Il faut lire les Misérables parce que c’est comme ça.
Il faut lire les Misérables parce que c’est comme ça.
Peut-être dois-je développer un peu plus.
- Parce qu’une oeuvre qui se lit à la fois comme le polar le mieux ficelé, comme une encyclopédie, comme un manifeste pour la possibilité des cris, comme un poème avec ses infinis, y’en n’a pas 15000.
- Parce que depuis la mort de Sempé il faut se tourner vers d’autres maîtres à voir.
- Parce qu’il faut déboulonner Cosette, l’arracher à cette postérité usurpée et aller à la rencontre de personnages autrement plus intéressants, hétérogènes, fragmentés, nobles. Cosette est un personnage qui n’existe pas.
- Parce qu’à la fin du chapitre VI du livre 14 « L’agonie de la mort après l’agonie de la vie », est sertie en une phrase ce que je tiens pour la plus belle et la plus digne déclaration d’amour de la littérature française. Une seule phrase qui dans sa radicalité du saphir et du brame rachète tout une vie de caniveau.
- Parce que le Père Hugo manie comme personne l’art des focalisations (ah ah on l’a démasqué le prof ! ), à tel point que les personnages sortent du roman et viennent nous dire bonjour.
- Parce qu’aucun film n’a jamais pu rendre la sublime laideur des Thénardier. Hideux attelage proto-punk dont l’amphibologie colérique énonce les vérités anarchistes qui annoncent Proudhon et Bakhounine. Parce que les Thénardier c’est le rouage des crépuscules et des pissotières, c’est l’eschare purulent qui fait se mouvoir l’oeuvre entière, point de jonction des différentes intrigues, carrefour où se rencontrent tous les lumineux protagonistes. Parce que les Thénardier c’est le fumier, le charnier de la morale sur lequel a poussé leur sublime descendance : Eponine et Gavroche.

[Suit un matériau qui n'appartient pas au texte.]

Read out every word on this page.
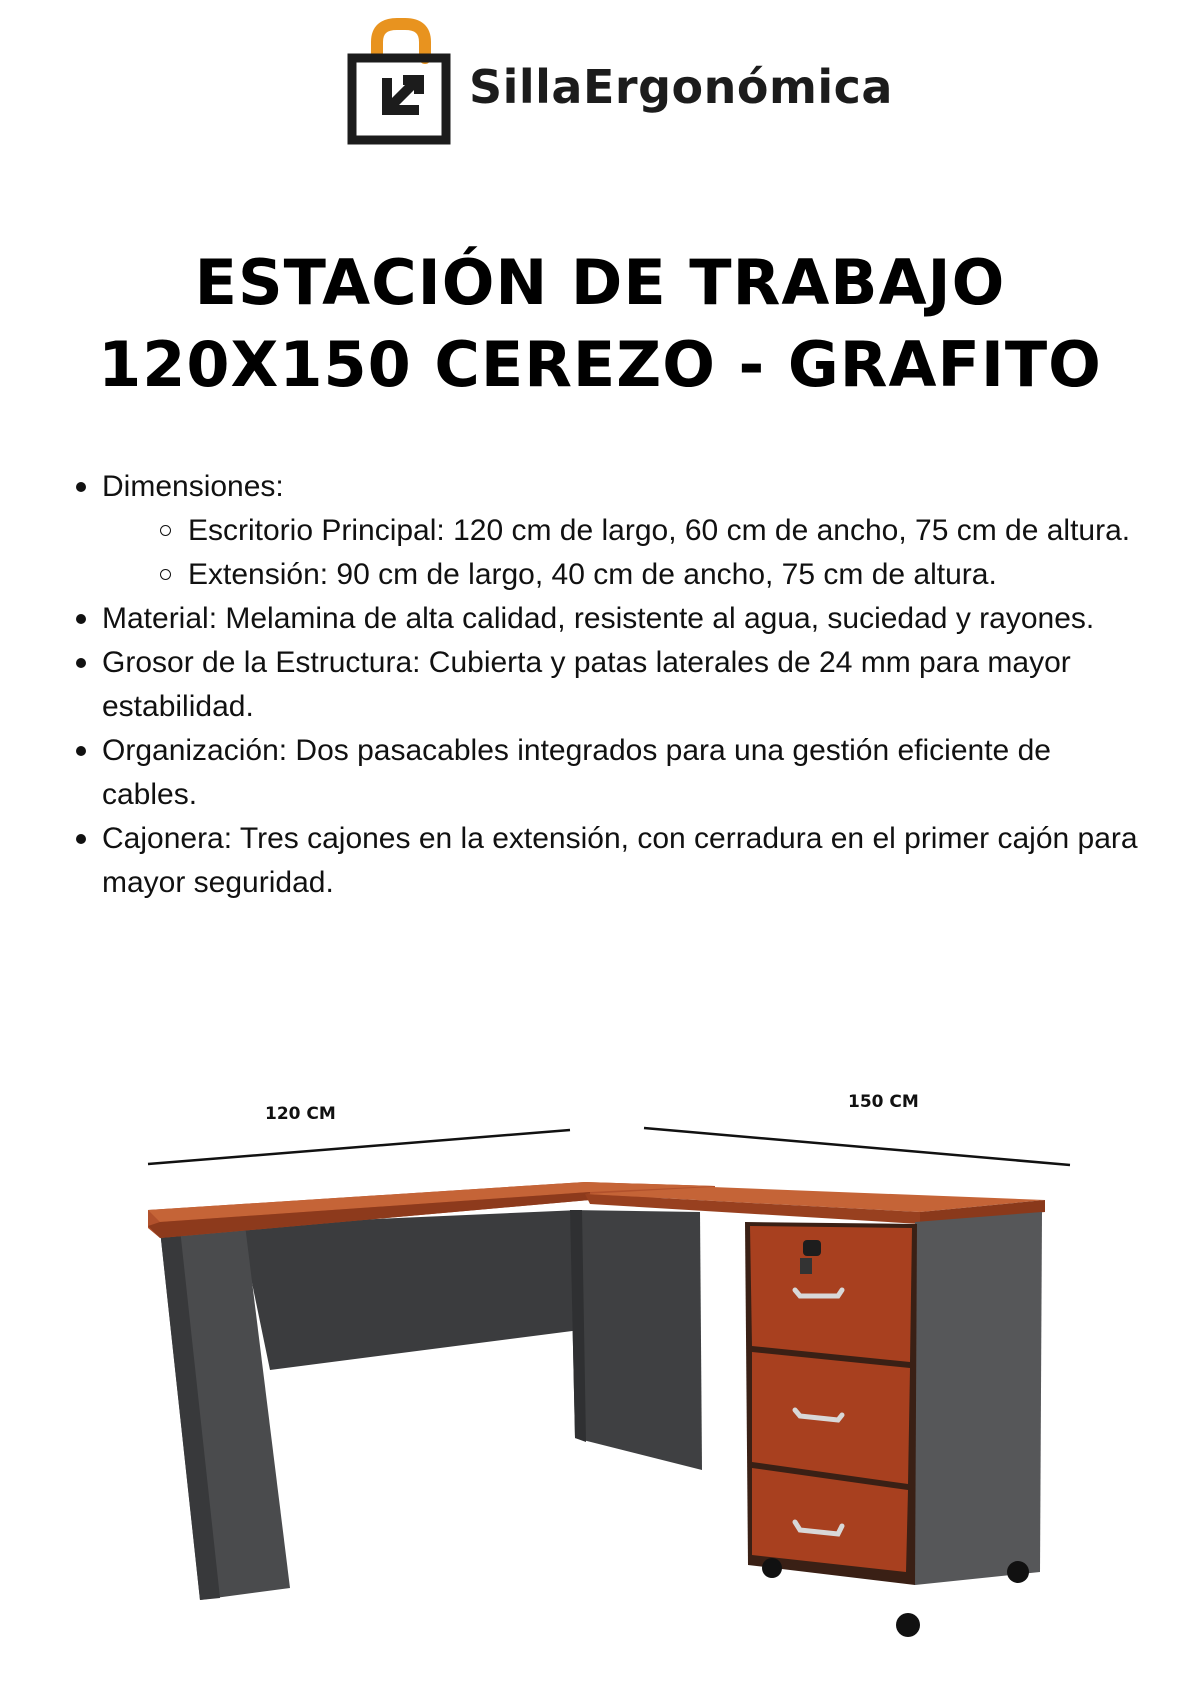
SillaErgonómica
ESTACIÓN DE TRABAJO
120X150 CEREZO - GRAFITO
Dimensiones:
Escritorio Principal: 120 cm de largo, 60 cm de ancho, 75 cm de altura.
Extensión: 90 cm de largo, 40 cm de ancho, 75 cm de altura.
Material: Melamina de alta calidad, resistente al agua, suciedad y rayones.
Grosor de la Estructura: Cubierta y patas laterales de 24 mm para mayor estabilidad.
Organización: Dos pasacables integrados para una gestión eficiente de cables.
Cajonera: Tres cajones en la extensión, con cerradura en el primer cajón para mayor seguridad.
120 CM
150 CM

- Parce qu’il faut rencontrer Gavroche et son rire inquiétant, goulu, son rire énorme qui engloutit le soleil, comme le dialecte napolitain, comme Gargantua, comme Shakespeare. Soleil rendu sur les barricades de 1848 dans son dernier chant expiré. Rimbaud a du s’inspirer de Gavroche pour écrire une Saison en Enfer et James Dean pour son déhanché insolent.
- Parce que Javert n’est pas méchant, parce que Jean Valjean est de trop dans sa sainteté. Il n’y en a pas un qui est dans le vrai et l’autre dans le faux, ce sont deux modalités du vrai qui se sont affrontées sur plusieurs décennies. L’un est dans la Charité, l’autre dans la Loi, les deux dans la droiture absolue.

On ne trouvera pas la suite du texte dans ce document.